LOLITA e/o l’AMERICA
Esattamente 50 anni fa, nel 1962, usciva il film di Stanley Kubrick tratto dal libro-scandalo di Vladimir Nabokov – “Lolita” – pubblicato per la prima volta a Parigi nel 1955 in un’edizione quasi clandestina.
Caso letterario clamoroso, è il racconto del morboso rapporto tra il quarantenne Humbert Humbert e la dodicenne Dolores Haze, soprannominata Lolita. Fu comunque Kubrick, più che Nabokov, a costruire il mito erotico della ninfetta americana, che tanta influenza ebbe sulla moda e sul costume occidentale. Lo stesso lancio della pellicola fu accompagnato da un’operazione di co-marketing ante litteram con lo stilista francese Jean Dessès, il re dello chiffon, il cui profumo “Celui” venne donato alle spettatrici nelle sale cinematografiche. Ma questo film stimolò soprattutto i grafici editoriali, innescando una corsa senza freni a copertine sempre più allusive, dal design focalizzato sugli archetipi del maschio seduttore e della femmina adolescente.
Così, se le prime vesti editoriali non attribuiscono un volto preciso a Lolita, dopo la trasposizione del libro sul grande schermo (con protagonista Sue Lyon ) l’ambigua teenager col leccalecca e i calzettoni bianchi comincia ad assumere una sua immagine precisa. Fino alla vera svolta nel 1980, quando Mondadori bandendo ogni pruderie mette in copertina la sensuale “Ragazza con gatto” del pittore Balthus, che rende il particolare momento di transizione dal mondo innocente dell’infanzia a quello adulto smaliziato.
Infine, con le edizioni Adelphi degli anni ’90, la cui cover parla un linguaggio decisamente polisemico, si conclude la metamorfosi di Lolita da ninfetta emblema della decadenza dei valori contemporanei a moderna “Ninfa, uno di quegli esseri quasi immortali che furono i primi ad attirare il desiderio degli Olimpi verso la terra e a invadere la loro mente con la possessione erotica” (così recita la copertina).

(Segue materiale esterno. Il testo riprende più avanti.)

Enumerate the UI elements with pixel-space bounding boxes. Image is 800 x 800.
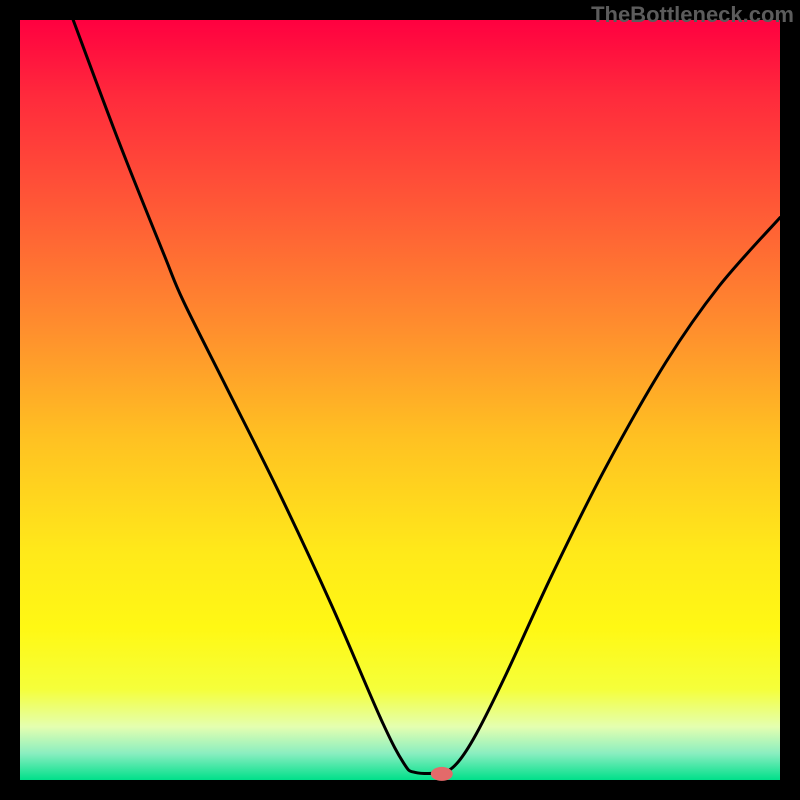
watermark-text: TheBottleneck.com <box>591 2 794 28</box>
chart-svg <box>0 0 800 800</box>
plot-area <box>20 20 780 780</box>
optimal-point-marker <box>431 767 453 781</box>
bottleneck-chart: TheBottleneck.com <box>0 0 800 800</box>
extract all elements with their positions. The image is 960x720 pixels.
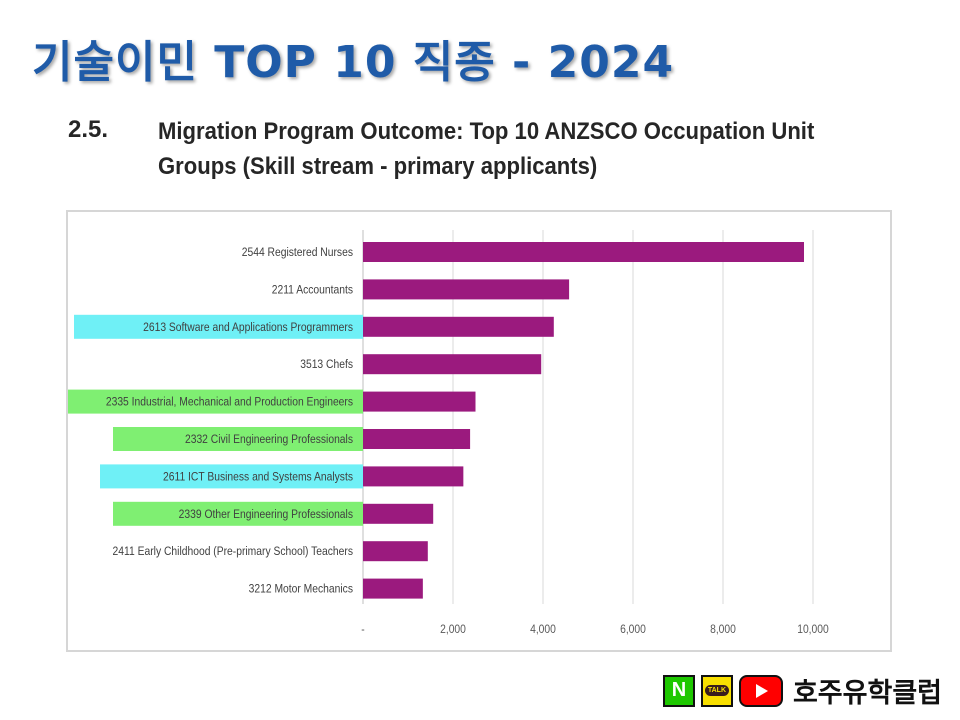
x-tick-label: 10,000	[797, 623, 829, 636]
x-tick-label: 4,000	[530, 623, 556, 636]
label-highlight	[9, 389, 363, 414]
kakaotalk-label: TALK	[704, 685, 730, 696]
x-tick-label: 2,000	[440, 623, 466, 636]
category-label: 2339 Other Engineering Professionals	[179, 508, 354, 521]
category-label: 3212 Motor Mechanics	[249, 583, 354, 596]
category-label: 2335 Industrial, Mechanical and Producti…	[106, 396, 354, 409]
bar	[363, 391, 476, 412]
naver-icon[interactable]: N	[662, 674, 695, 707]
bar	[363, 316, 554, 337]
x-tick-label: 8,000	[710, 623, 736, 636]
brand-name: 호주유학클럽	[792, 678, 942, 709]
bar	[363, 541, 428, 562]
bar	[363, 242, 804, 262]
section-number: 2.5.	[68, 116, 109, 143]
bar	[363, 354, 542, 375]
category-label: 2332 Civil Engineering Professionals	[185, 433, 353, 446]
category-label: 2411 Early Childhood (Pre-primary School…	[113, 546, 354, 559]
bar	[363, 279, 570, 300]
chart-frame: 2544 Registered Nurses 2211 Accountants 26…	[9, 210, 892, 652]
category-label: 2544 Registered Nurses	[242, 246, 354, 259]
category-label: 2613 Software and Applications Programme…	[143, 321, 353, 334]
section-title: Migration Program Outcome: Top 10 ANZSCO…	[158, 118, 815, 180]
label-highlight	[100, 464, 363, 489]
bar	[363, 578, 423, 599]
bar	[363, 429, 471, 449]
bar	[363, 503, 434, 524]
category-label: 3513 Chefs	[300, 359, 353, 372]
category-label: 2211 Accountants	[272, 284, 354, 297]
slide-title: 기술이민 TOP 10 직종 - 2024	[32, 37, 675, 88]
youtube-icon[interactable]	[738, 674, 783, 707]
label-highlight	[113, 427, 363, 451]
x-tick-label: 6,000	[620, 623, 646, 636]
footer-brand: N TALK 호주유학클럽	[662, 671, 942, 710]
x-tick-label: -	[361, 623, 365, 636]
label-highlight	[113, 501, 363, 526]
kakaotalk-icon[interactable]: TALK	[700, 674, 733, 707]
bar	[363, 466, 464, 487]
bar-chart: 2544 Registered Nurses 2211 Accountants 26…	[9, 230, 829, 636]
label-highlight	[74, 314, 363, 339]
category-label: 2611 ICT Business and Systems Analysts	[163, 471, 353, 484]
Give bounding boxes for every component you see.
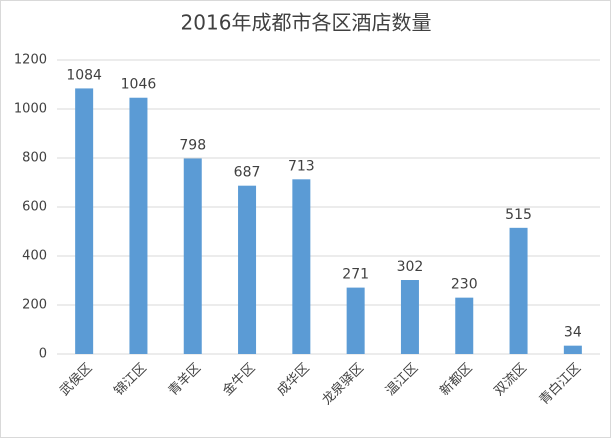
- bar: [563, 345, 582, 354]
- data-label: 713: [288, 158, 315, 174]
- y-tick-label: 800: [22, 151, 47, 166]
- y-tick-label: 600: [22, 200, 47, 215]
- data-label: 34: [564, 325, 582, 341]
- data-label: 271: [342, 267, 369, 283]
- data-label: 798: [179, 137, 206, 153]
- y-tick-label: 400: [22, 249, 47, 264]
- bar: [292, 179, 311, 354]
- bar: [238, 185, 257, 354]
- y-tick-label: 1200: [14, 53, 47, 68]
- bar: [183, 158, 202, 354]
- bar: [75, 88, 94, 355]
- data-label: 515: [505, 207, 532, 223]
- bar: [129, 97, 148, 354]
- bar: [400, 280, 419, 354]
- y-tick-label: 0: [39, 347, 47, 362]
- y-tick-label: 200: [22, 298, 47, 313]
- data-label: 1046: [121, 77, 157, 93]
- data-label: 687: [234, 165, 261, 181]
- bar: [455, 297, 474, 354]
- y-tick-label: 1000: [14, 102, 47, 117]
- chart-title: 2016年成都市各区酒店数量: [181, 11, 432, 35]
- bar: [509, 227, 528, 354]
- data-label: 1084: [66, 67, 102, 83]
- bar: [346, 287, 365, 354]
- data-label: 302: [397, 259, 424, 275]
- data-label: 230: [451, 277, 478, 293]
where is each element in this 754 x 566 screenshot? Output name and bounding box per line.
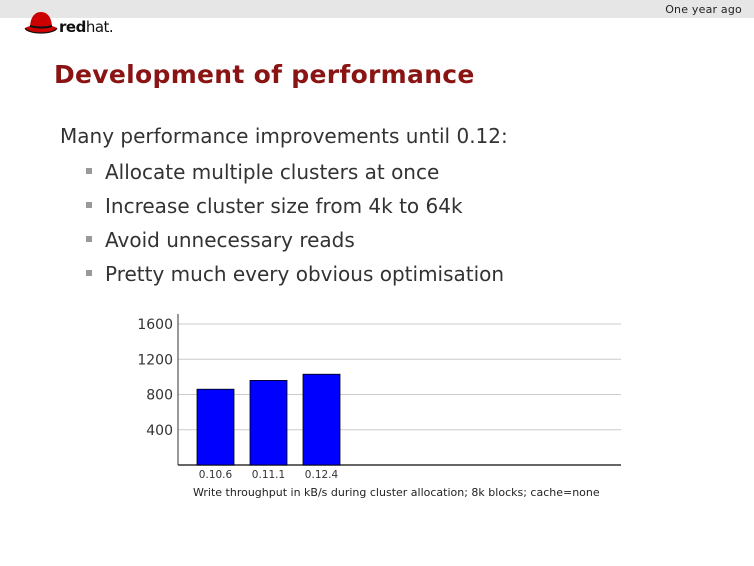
- bullet-marker: [86, 168, 92, 174]
- bullet-list: Allocate multiple clusters at once Incre…: [86, 158, 504, 294]
- bullet-item: Increase cluster size from 4k to 64k: [86, 192, 504, 226]
- chart-caption: Write throughput in kB/s during cluster …: [193, 486, 600, 499]
- bar-0.12.4: [302, 373, 341, 466]
- y-tick-label: 800: [146, 388, 173, 404]
- bullet-item: Allocate multiple clusters at once: [86, 158, 504, 192]
- redhat-wordmark: redhat.: [59, 18, 114, 36]
- y-tick-label: 400: [146, 423, 173, 439]
- section-label: One year ago: [665, 3, 742, 16]
- bullet-marker: [86, 202, 92, 208]
- bullet-marker: [86, 270, 92, 276]
- top-bar: One year ago: [0, 0, 754, 18]
- bar-0.10.6: [196, 388, 235, 466]
- bullet-item: Pretty much every obvious optimisation: [86, 260, 504, 294]
- throughput-bar-chart: 400 800 1200 1600 0.10.6 0.11.1 0.12.4: [137, 314, 621, 481]
- x-tick-label: 0.12.4: [305, 469, 339, 481]
- x-tick-label: 0.10.6: [199, 469, 233, 481]
- intro-text: Many performance improvements until 0.12…: [60, 124, 508, 148]
- slide-title: Development of performance: [54, 60, 475, 89]
- bullet-item: Avoid unnecessary reads: [86, 226, 504, 260]
- bullet-marker: [86, 236, 92, 242]
- y-tick-label: 1600: [137, 317, 173, 333]
- bar-0.11.1: [249, 380, 288, 466]
- redhat-hat-icon: [24, 12, 58, 34]
- x-tick-label: 0.11.1: [252, 469, 285, 481]
- redhat-logo: redhat.: [24, 8, 134, 38]
- y-tick-label: 1200: [137, 352, 173, 368]
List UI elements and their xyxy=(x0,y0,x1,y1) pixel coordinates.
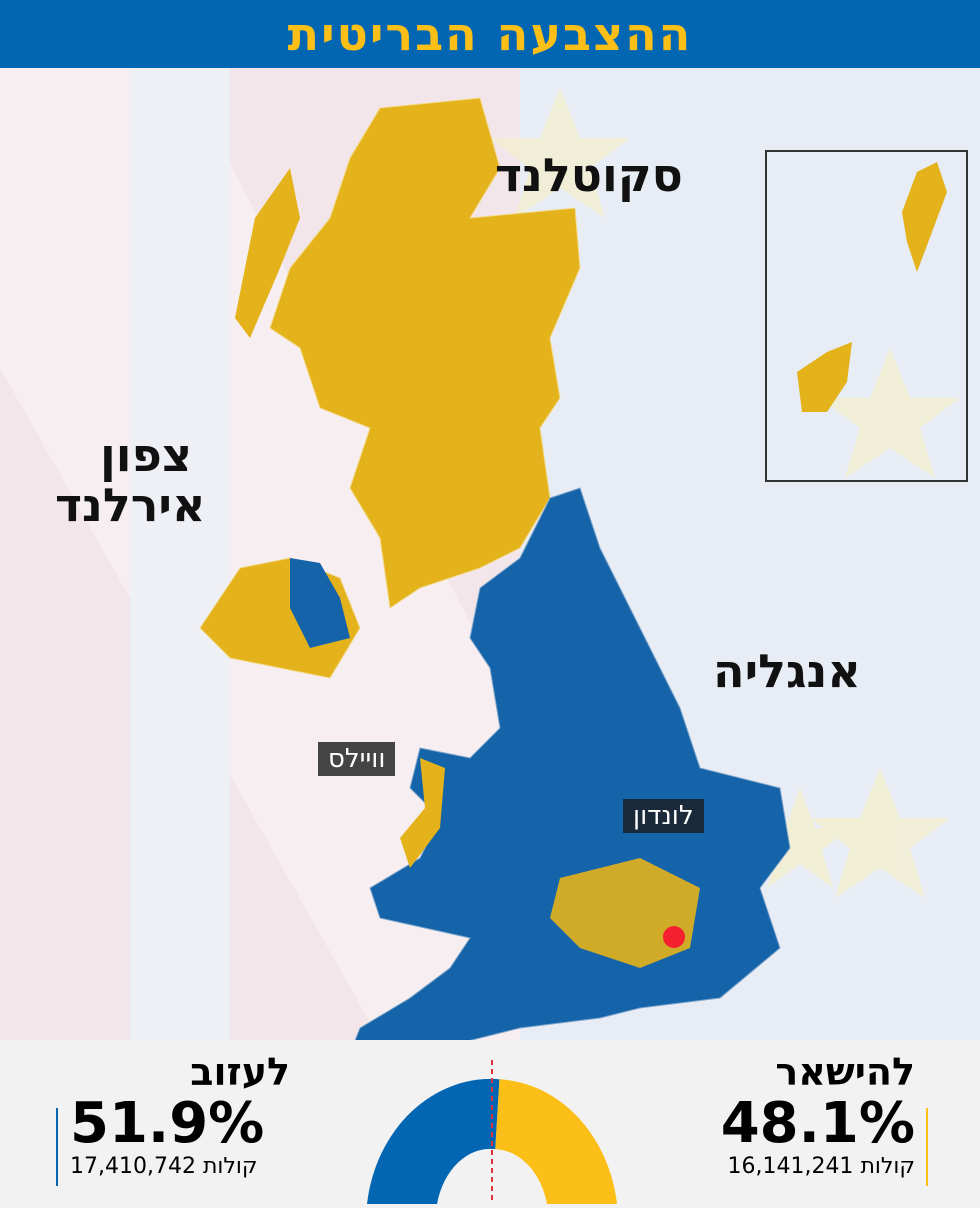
remain-accent-line xyxy=(926,1108,928,1186)
remain-votes: 16,141,241 xyxy=(727,1154,854,1179)
leave-accent-line xyxy=(56,1108,58,1186)
remain-percent: 48.1% xyxy=(720,1091,915,1156)
remain-votes-unit: קולות xyxy=(860,1154,915,1179)
remain-result: להישאר 48.1% קולות 16,141,241 xyxy=(690,1050,915,1179)
leave-result: לעזוב 51.9% קולות 17,410,742 xyxy=(70,1050,290,1179)
leave-votes: 17,410,742 xyxy=(70,1154,196,1179)
result-gauge xyxy=(367,1060,617,1204)
remain-label: להישאר xyxy=(775,1050,915,1094)
region-wales-remain xyxy=(400,758,445,868)
uk-referendum-map: סקוטלנד צפון אירלנד אנגליה וויילס לונדון xyxy=(0,68,980,1040)
leave-percent: 51.9% xyxy=(70,1091,265,1156)
london-marker xyxy=(663,926,685,948)
label-scotland: סקוטלנד xyxy=(495,148,683,202)
leave-votes-unit: קולות xyxy=(202,1154,258,1179)
header-bar: ההצבעה הבריטית xyxy=(0,0,980,68)
label-england: אנגליה xyxy=(713,644,861,698)
leave-label: לעזוב xyxy=(190,1050,290,1094)
region-london-remain xyxy=(550,858,700,968)
results-panel: לעזוב 51.9% קולות 17,410,742 להישאר 48.1… xyxy=(0,1040,980,1208)
uk-map-shapes xyxy=(199,97,791,1040)
page-title: ההצבעה הבריטית xyxy=(287,7,693,61)
label-northern-ireland-2: אירלנד xyxy=(55,478,206,532)
region-scotland xyxy=(269,97,581,609)
shetland-orkney-inset xyxy=(765,150,968,482)
inset-islands xyxy=(797,162,947,412)
label-london: לונדון xyxy=(623,799,704,833)
label-wales: וויילס xyxy=(318,742,396,776)
gauge-remain-segment xyxy=(495,1079,617,1204)
region-hebrides xyxy=(235,168,300,338)
label-northern-ireland-1: צפון xyxy=(100,428,192,482)
region-ni-leave xyxy=(290,558,350,648)
gauge-leave-segment xyxy=(367,1078,500,1204)
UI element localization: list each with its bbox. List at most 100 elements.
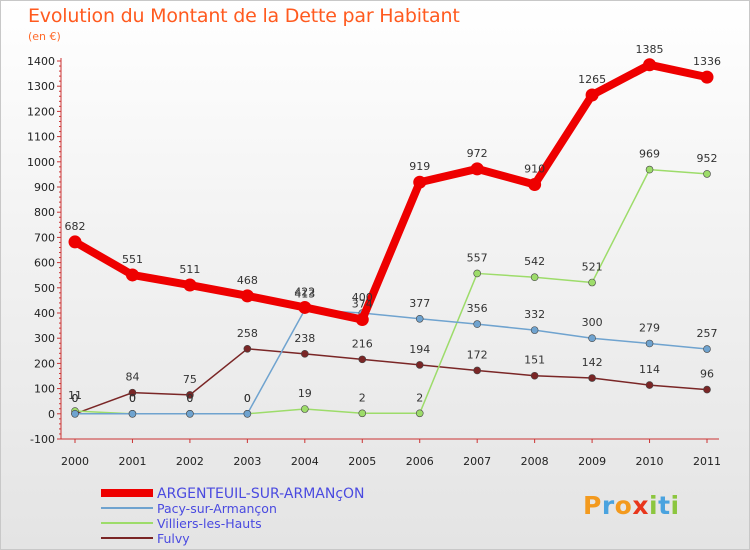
data-point xyxy=(355,313,369,327)
y-tick-label: 800 xyxy=(34,206,55,219)
data-label: 1385 xyxy=(636,43,664,56)
x-tick-label: 2006 xyxy=(406,455,434,468)
data-label: 257 xyxy=(697,327,718,340)
data-label: 413 xyxy=(294,288,315,301)
legend-label: Fulvy xyxy=(157,531,190,546)
data-point xyxy=(243,344,252,353)
data-point xyxy=(240,289,254,303)
data-point xyxy=(643,58,657,72)
data-label: 114 xyxy=(639,363,660,376)
data-point xyxy=(415,361,424,369)
data-point xyxy=(413,175,427,189)
data-label: 542 xyxy=(524,255,545,268)
data-label: 0 xyxy=(244,392,251,405)
data-label: 19 xyxy=(298,387,312,400)
data-label: 374 xyxy=(352,298,373,311)
data-label: 258 xyxy=(237,327,258,340)
logo-letter: i xyxy=(670,491,680,520)
series-line xyxy=(71,60,711,324)
data-label: 400 xyxy=(352,291,373,304)
y-tick-label: 1000 xyxy=(27,156,55,169)
y-tick-label: 1200 xyxy=(27,105,55,118)
y-tick-label: 400 xyxy=(34,307,55,320)
data-label: 1336 xyxy=(693,55,721,68)
data-label: 377 xyxy=(409,297,430,310)
data-label: 422 xyxy=(294,285,315,298)
logo-letter: x xyxy=(632,491,649,520)
data-label: 952 xyxy=(697,152,718,165)
data-label: 11 xyxy=(68,389,82,402)
x-tick-label: 2009 xyxy=(578,455,606,468)
data-label: 0 xyxy=(186,392,193,405)
data-label: 2 xyxy=(416,391,423,404)
data-label: 151 xyxy=(524,354,545,367)
x-tick-label: 2002 xyxy=(176,455,204,468)
y-tick-label: 0 xyxy=(48,408,55,421)
data-point xyxy=(703,385,711,394)
data-point xyxy=(588,278,596,287)
data-point xyxy=(473,320,481,328)
x-tick-label: 2005 xyxy=(348,455,376,468)
data-point xyxy=(186,409,194,418)
data-label: 557 xyxy=(467,251,488,264)
y-tick-label: 1300 xyxy=(27,80,55,93)
data-point xyxy=(588,334,596,343)
data-label: 0 xyxy=(186,392,193,405)
logo-letter: t xyxy=(658,491,671,520)
data-point xyxy=(298,300,312,314)
data-label: 142 xyxy=(582,356,603,369)
data-point xyxy=(530,273,539,282)
data-label: 96 xyxy=(700,368,714,381)
data-point xyxy=(301,350,309,358)
series-line xyxy=(74,168,708,415)
data-label: 551 xyxy=(122,253,143,266)
x-tick-label: 2007 xyxy=(463,455,491,468)
data-point xyxy=(703,170,711,178)
data-point xyxy=(645,165,654,174)
data-label: 0 xyxy=(129,392,136,405)
y-tick-label: 100 xyxy=(34,383,55,396)
logo-letter: i xyxy=(649,491,659,520)
data-label: 910 xyxy=(524,162,545,175)
data-label: 969 xyxy=(639,148,660,161)
x-tick-label: 2000 xyxy=(61,455,89,468)
data-label: 0 xyxy=(129,392,136,405)
data-label: 216 xyxy=(352,337,373,350)
data-point xyxy=(470,162,484,176)
x-tick-label: 2001 xyxy=(118,455,146,468)
data-point xyxy=(68,235,82,249)
data-label: 194 xyxy=(409,343,430,356)
data-point xyxy=(645,339,654,348)
chart-subtitle: (en €) xyxy=(28,30,61,43)
data-point xyxy=(588,374,596,382)
data-point xyxy=(585,88,599,102)
data-label: 0 xyxy=(72,392,79,405)
chart-title: Evolution du Montant de la Dette par Hab… xyxy=(28,5,460,27)
y-tick-label: 700 xyxy=(34,231,55,244)
data-label: 511 xyxy=(179,263,200,276)
data-label: 2 xyxy=(359,391,366,404)
data-label: 356 xyxy=(467,302,488,315)
legend-label: ARGENTEUIL-SUR-ARMANçON xyxy=(157,486,365,502)
data-label: 0 xyxy=(244,392,251,405)
data-point xyxy=(301,405,309,413)
data-label: 972 xyxy=(467,147,488,160)
series-line xyxy=(74,308,708,415)
data-label: 75 xyxy=(183,373,197,386)
data-label: 84 xyxy=(125,371,139,384)
y-tick-label: 500 xyxy=(34,282,55,295)
proxiti-logo: Proxiti xyxy=(583,491,680,520)
data-point xyxy=(128,388,137,397)
data-label: 919 xyxy=(409,160,430,173)
data-label: 172 xyxy=(467,348,488,361)
y-tick-label: 1400 xyxy=(27,55,55,68)
data-point xyxy=(645,381,654,389)
data-point xyxy=(473,366,481,375)
data-point xyxy=(358,355,367,364)
x-tick-label: 2008 xyxy=(521,455,549,468)
y-tick-label: 900 xyxy=(34,181,55,194)
x-tick-label: 2010 xyxy=(636,455,664,468)
data-point xyxy=(243,409,252,418)
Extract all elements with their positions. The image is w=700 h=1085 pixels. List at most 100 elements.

In effetti, nelle intenzioni di Nabokov, russo di nascita e americano per scelta, Lolita si identifica col Mito a stelle e strisce. In questo senso il suo è un romanzo “casto”, che lungi dall’essere una critica all’America vuole riscoprire in essa mitiche suggestioni. L’intuizione centrale del libro, infatti, è quella della bambina-donna che torna costantemente d’attualità. Nabokov non ha inventato Lolita, bensì ha ricreato un’antica perversione umana ambientandola nel Paese dove la produzione seriale della bellezza espone la donna e in particolare l’adolescente ad un consumo precoce. Nel mondo di Hollywood le ninfette già esistevano e lo scrittore non fa che riscoprirle, facendone emergere le caratteristiche di capricciosità, torpidezza, immoralità. Ecco perché la sua Lolita appare così scevra di virtù, incline a coltivare solo passioni vane, dai fumetti ai vestiti nuovi, dai dolciumi ai divi del cinema, assumendo persino connotati diabolici nel suo look apparentemente pulito (i capelli ben lavati, i calzini bianchi…), contrastante con l’odissea psicologica dell’intellettuale Humbert che sconta il suo sogno impossibile di felicità con l’inferno interiore, fino a trasformarsi in un assassino.
Quindi, se Nabokov con Lolita ha inteso scrivere un romanzo a suo modo “etico” che mostra la degradazione della donna moderna destinata ad incarnarsi o nella ragazzetta sgualdrina o nella vanitosa e vorace madre di lei, Kubrick ha voluto porre l’accento sulla provocante sensualità della bambina americana che scatena nell’ingenuo maschio europeo un delirio di idolatria e voyeurismo. La moda ha più attinto alla visione scandalosa di Kubrick che all’idealità inquieta di Nabokov, ignorando con eccessiva superficialità che “il peccato non rende l’uomo libero”.